He reached up and caught her hand. That touch, too, of the nearest to a mother's hand that he had known, he meant to carry away with him. He could not speak.
She bustled away, into her bright kitchen first, and then with happy stealth to the store-room. Her very heart was singing within her. She neither thought nor reasoned. Dick was back, and all would be well. If she had any subconscious anxieties they were quieted, also subconsciously, by confidence in the men who were fighting his battle for him, by Walter Wheeler and Bassett and Harrison Miller. That Dick himself would present any difficulty lay beyond her worst fears.
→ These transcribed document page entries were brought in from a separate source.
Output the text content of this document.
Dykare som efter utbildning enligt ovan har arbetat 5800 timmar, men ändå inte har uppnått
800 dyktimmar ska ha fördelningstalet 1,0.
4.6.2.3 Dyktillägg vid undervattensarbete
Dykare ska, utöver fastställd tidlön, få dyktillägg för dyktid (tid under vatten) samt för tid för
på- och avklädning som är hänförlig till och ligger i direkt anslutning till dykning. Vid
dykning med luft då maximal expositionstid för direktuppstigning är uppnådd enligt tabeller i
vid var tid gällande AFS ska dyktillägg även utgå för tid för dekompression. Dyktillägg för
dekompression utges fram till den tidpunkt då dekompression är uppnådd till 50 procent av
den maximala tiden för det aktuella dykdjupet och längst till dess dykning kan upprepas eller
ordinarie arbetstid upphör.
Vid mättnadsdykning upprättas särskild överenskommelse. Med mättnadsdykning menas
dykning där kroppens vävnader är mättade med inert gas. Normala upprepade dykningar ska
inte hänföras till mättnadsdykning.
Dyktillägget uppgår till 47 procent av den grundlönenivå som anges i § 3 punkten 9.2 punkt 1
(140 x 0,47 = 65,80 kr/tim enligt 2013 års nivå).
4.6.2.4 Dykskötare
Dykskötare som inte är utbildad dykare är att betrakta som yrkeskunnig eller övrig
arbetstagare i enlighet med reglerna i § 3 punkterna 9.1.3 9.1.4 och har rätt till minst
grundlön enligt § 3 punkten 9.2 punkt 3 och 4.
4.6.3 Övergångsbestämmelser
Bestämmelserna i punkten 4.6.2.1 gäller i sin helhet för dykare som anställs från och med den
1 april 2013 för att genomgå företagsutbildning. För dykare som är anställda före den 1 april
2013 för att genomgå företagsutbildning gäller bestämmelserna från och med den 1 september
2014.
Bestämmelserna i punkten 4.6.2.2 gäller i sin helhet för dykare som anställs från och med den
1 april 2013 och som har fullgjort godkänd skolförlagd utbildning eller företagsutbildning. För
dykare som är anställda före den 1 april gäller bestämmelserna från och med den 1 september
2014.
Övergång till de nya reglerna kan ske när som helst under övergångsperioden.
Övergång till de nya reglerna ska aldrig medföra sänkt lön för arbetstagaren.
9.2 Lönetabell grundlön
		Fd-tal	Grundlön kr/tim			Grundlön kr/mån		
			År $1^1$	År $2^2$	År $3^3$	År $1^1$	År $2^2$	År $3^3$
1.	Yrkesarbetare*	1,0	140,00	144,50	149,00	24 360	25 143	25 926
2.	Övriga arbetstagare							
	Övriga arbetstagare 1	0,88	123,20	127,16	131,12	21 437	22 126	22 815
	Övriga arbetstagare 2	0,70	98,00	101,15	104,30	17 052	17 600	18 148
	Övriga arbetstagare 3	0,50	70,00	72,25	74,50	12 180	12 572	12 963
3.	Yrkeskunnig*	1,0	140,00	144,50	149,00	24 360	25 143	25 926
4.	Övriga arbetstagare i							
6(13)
She had been out of the room only twenty minutes when she returned to David and prepared to break her great news. At first she thought he was asleep. He was lying back with his eyes closed and his hands crossed on the prayer-book. But he looked up at her, and was instantly roused to full attention by her face.
“You've had some news,” he said.
“Yes, David. There's a little news. Don't count too much on it. Don't sit up. David, I have heard something that makes me think he is alive. Alive and well.”
He made a desperate effort and controlled himself.
“Where is he?”
She sat down beside him and took his hand between hers.
“David,” she said slowly, “God has been very good to us. I want to tell you something, and I want you to prepare yourself. We have heard from Dick. He is all right. He loves us, as he always did. And—he is downstairs, David.”
He lay very still and without speaking. She was frightened at first, afraid to go on with her further news. But suddenly David sat up in bed and in a full, firm voice began the Te Deum Laudamus. “We praise thee, O God: we acknowledge thee to be the Lord. All the earth doth worship thee, the Father everlasting.”